Они были чем-то похоже, при всех своих отличиях. Один чуть покрупнее, внушительнее, с очень хищными чертами лица и черными глазами, которые буквально высверливали в тебе дырку.
(
Он заговорил со мной первым. Интересно, из них двоих он — злой следователь или добрый? Нет, скорее всего злой.
— Ну что, Михаил Евдокимович, как самочувствие?
Так, кажется, я спалился, точно, спалился.

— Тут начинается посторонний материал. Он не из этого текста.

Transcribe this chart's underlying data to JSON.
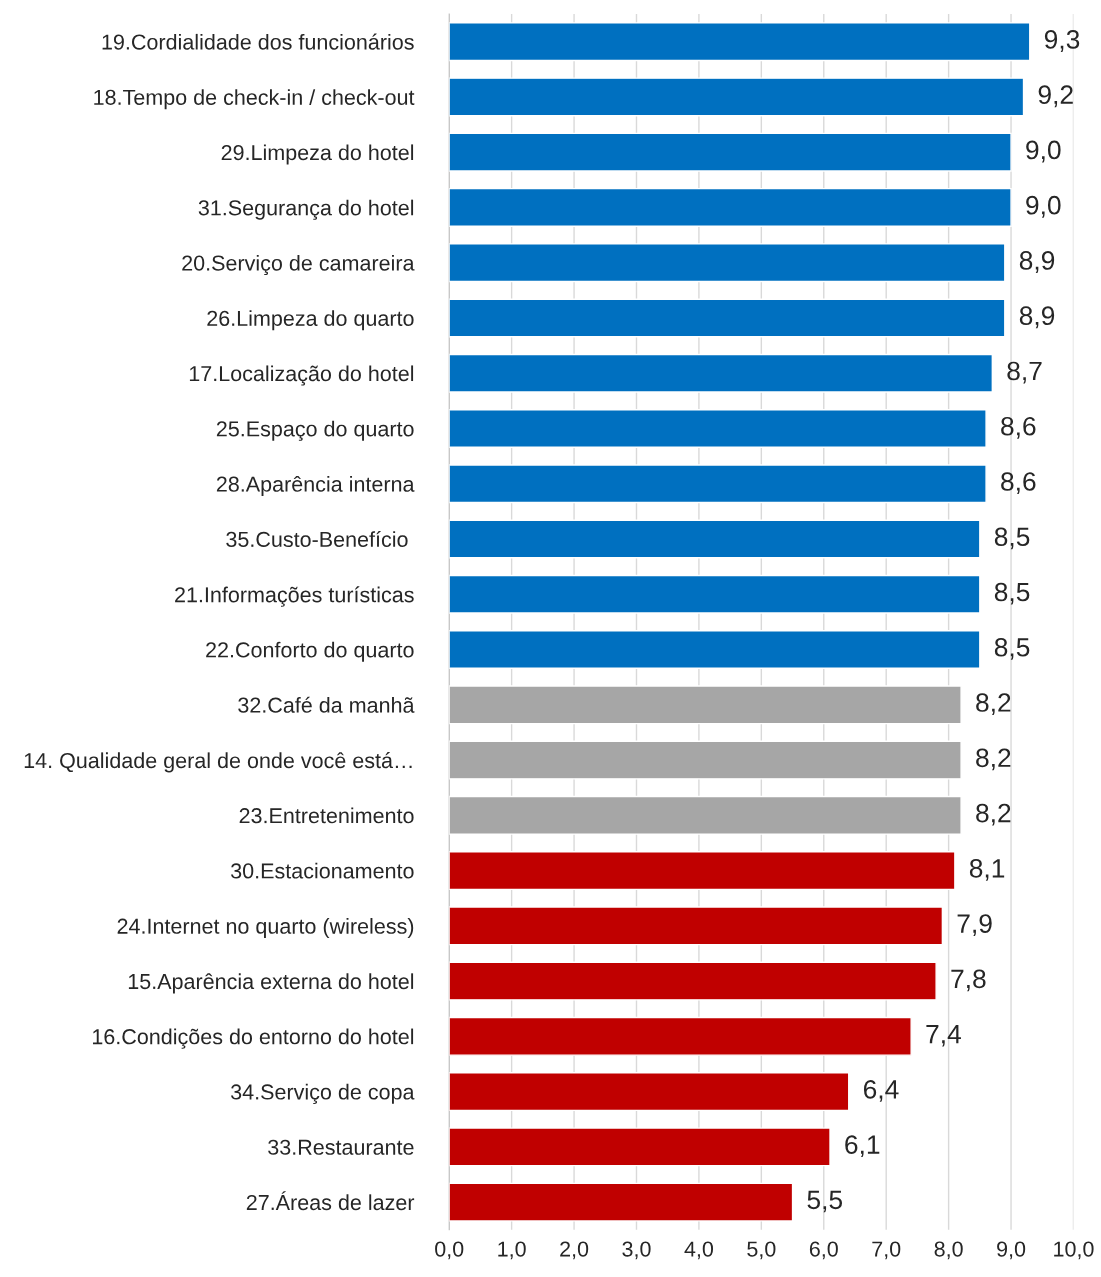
{
  "chart_data": {
    "type": "bar",
    "orientation": "horizontal",
    "categories": [
      "19.Cordialidade dos funcionários",
      "18.Tempo de check-in / check-out",
      "29.Limpeza do hotel",
      "31.Segurança do hotel",
      "20.Serviço de camareira",
      "26.Limpeza do quarto",
      "17.Localização do hotel",
      "25.Espaço do quarto",
      "28.Aparência interna",
      "35.Custo-Benefício ",
      "21.Informações turísticas",
      "22.Conforto do quarto",
      "32.Café da manhã",
      "14. Qualidade geral de onde você está…",
      "23.Entretenimento",
      "30.Estacionamento",
      "24.Internet no quarto (wireless)",
      "15.Aparência externa do hotel",
      "16.Condições do entorno do hotel",
      "34.Serviço de copa",
      "33.Restaurante",
      "27.Áreas de lazer"
    ],
    "values": [
      9.3,
      9.2,
      9.0,
      9.0,
      8.9,
      8.9,
      8.7,
      8.6,
      8.6,
      8.5,
      8.5,
      8.5,
      8.2,
      8.2,
      8.2,
      8.1,
      7.9,
      7.8,
      7.4,
      6.4,
      6.1,
      5.5
    ],
    "value_labels": [
      "9,3",
      "9,2",
      "9,0",
      "9,0",
      "8,9",
      "8,9",
      "8,7",
      "8,6",
      "8,6",
      "8,5",
      "8,5",
      "8,5",
      "8,2",
      "8,2",
      "8,2",
      "8,1",
      "7,9",
      "7,8",
      "7,4",
      "6,4",
      "6,1",
      "5,5"
    ],
    "colors": [
      "#0070c0",
      "#0070c0",
      "#0070c0",
      "#0070c0",
      "#0070c0",
      "#0070c0",
      "#0070c0",
      "#0070c0",
      "#0070c0",
      "#0070c0",
      "#0070c0",
      "#0070c0",
      "#a6a6a6",
      "#a6a6a6",
      "#a6a6a6",
      "#c00000",
      "#c00000",
      "#c00000",
      "#c00000",
      "#c00000",
      "#c00000",
      "#c00000"
    ],
    "xlim": [
      0,
      10
    ],
    "xticks": [
      {
        "value": 0,
        "label": "0,0"
      },
      {
        "value": 1,
        "label": "1,0"
      },
      {
        "value": 2,
        "label": "2,0"
      },
      {
        "value": 3,
        "label": "3,0"
      },
      {
        "value": 4,
        "label": "4,0"
      },
      {
        "value": 5,
        "label": "5,0"
      },
      {
        "value": 6,
        "label": "6,0"
      },
      {
        "value": 7,
        "label": "7,0"
      },
      {
        "value": 8,
        "label": "8,0"
      },
      {
        "value": 9,
        "label": "9,0"
      },
      {
        "value": 10,
        "label": "10,0"
      }
    ],
    "grid": "x",
    "legend": false
  }
}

И что же мне делать? Б…ь, врать? Так, скорее всего, всё уже знают, но что всё, и что знают? На меня накатывала паника. Стоп! Миша, соберись!
— Голова болит. И шевелиться как-то не получается.
— Голова болит? Это да, вполне возможно. Минуточку.
Мой посетитель усмехнулся, потом провел рукой у меня над головой. Сразу же прояснилось. Куда-то делась боль. «Кольцов, ты тут? Что случилось, в курсе?» «Я сам охреневаю»…
— Ну что, говорить готовы?
— А куда я денусь?
— Тогда хорошо. Сейчас вы встанете, сможете ходить и писать.
И мой визави щелкнул пальцами. Блин! Руки и ноги… как кандалы свалились. Теперь я мог двигаться, поэтому стал, не обращая внимание на пришедших, двигаться, растирать руки, ноги.
— Меня зовут Николай Смирнов, моего коллегу Михаил Кунин. Мы оба сотрудники особой следственной группы при НКВД СССР. И теперь именно мы будем работать с вами, Михаил. Точнее, с вами обоими. И с товарищем Кольцовым и с гражданином Пятницыным.
(
(
— На чем же я прокололся?
Спрашиваю, стараясь как можно дольше держать хвост пистолетом. Вообще-то ни я, ни Кольцов таким недостатком, как хладнокровие, не страдаем. Блин, вспомню, какой был адреналин, когда я с Троцким… в общем, да. Киллер из меня получился так себе, ниже среднего. Не Пьер Ришар в «Уколе зонтиком», но близко к этому.
Смирнов улыбнулся.
— Вообще-то мелких проколов было множество, но… секс.
— А… вот оно что, значит, эта девочка в Париже была всё-таки не случайной встречей.
— Догадались? Да.
— Ну а потом мы опросили ваших жён. — встрял в разговор Кунин. — Настоящую и бывшую.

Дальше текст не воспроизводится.